I intend to write a lot more on the potential “brains vs brawns” matchup of humans vs AGI. It’s a topic that has received surprisingly little depth from AI theorists. I hope this little experiment at least explains why I don’t think the victory of brain over brawn is “obvious”. Intelligence counts for a lot, but it ain’t everything.

^{^}
In order to play stockfish with odds, I went to lichess.org/editor, removed the pieces as necessary, and then clicked “continue from here”, selected “play against computer”, and selected maximum strength computer opponent (level 8). This is full strength stockfish with a depth of 22 moves and calculation time of 1000 ms. I also tested with the higher depth and calculation time of the “analysis board”, and was still able to win easily with queen odds.

[-]Oliver Habryka10mo1324

This kind of experiment has been at the top of my list of "alignment research experiments I wish someone would run". I think the chess environment is one of the least interesting environments (compared to e.g. Go or Starcraft), but it does seem like a good place to start. Thank you so much for doing these experiments!

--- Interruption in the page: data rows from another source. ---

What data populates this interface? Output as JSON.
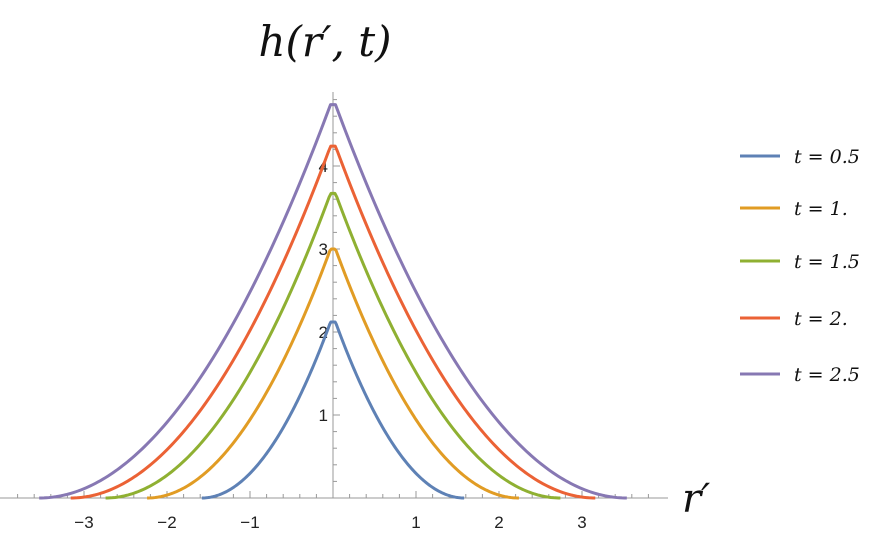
{
  "chart_data": {
    "type": "line",
    "title": "h(r′, t)",
    "xlabel": "r′",
    "ylabel": "",
    "xlim": [
      -3.95,
      3.95
    ],
    "ylim": [
      0,
      4.9
    ],
    "x_ticks": [
      -3,
      -2,
      -1,
      1,
      2,
      3
    ],
    "x_tick_labels": [
      "−3",
      "−2",
      "−1",
      "1",
      "2",
      "3"
    ],
    "y_ticks": [
      1,
      2,
      3,
      4
    ],
    "y_tick_labels": [
      "1",
      "2",
      "3",
      "4"
    ],
    "legend_position": "right",
    "grid": false,
    "series": [
      {
        "name": "t = 0.5",
        "color": "#5E81B5",
        "peak": 2.12,
        "support": 1.58
      },
      {
        "name": "t = 1.",
        "color": "#E19C24",
        "peak": 3.0,
        "support": 2.24
      },
      {
        "name": "t = 1.5",
        "color": "#8FB032",
        "peak": 3.67,
        "support": 2.74
      },
      {
        "name": "t = 2.",
        "color": "#EB6235",
        "peak": 4.24,
        "support": 3.16
      },
      {
        "name": "t = 2.5",
        "color": "#8778B3",
        "peak": 4.74,
        "support": 3.54
      }
    ]
  }
}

I do also think Gwern's concern about chess engines not really being trained on games with material advantage is an issue here. I expect a proper study of this kind of problem to involve at least finetuning engines.

[-]Lukas Finnveden10mo32

I intend to write a lot more on the potential “brains vs brawns” matchup of humans vs AGI. It’s a topic that has received surprisingly little depth from AI theorists.

I recommend checking out part 2 of Carl Shulman's Lunar Society podcast for content on how AGI could gather power and take over in practice.

[-]Donald Hobson10mo10

I think the assumptions that.

Humans realize the AI exists early on.
Humans are reasonably coordinated and working against the AI.

Are both dubious.

What is stopping someone sending a missile at GPT-4's servers right now.

OpenAI hasn't anounced a list of coordinated for where those servers are (as far as I know) This is because
OpenAI doesn't want you to missile strike their servers because
OpenAI thinks their AI is safe and useful not dangerous.

I think seeing large numbers of humans working in a coordinated fashion against an AI is unlikely.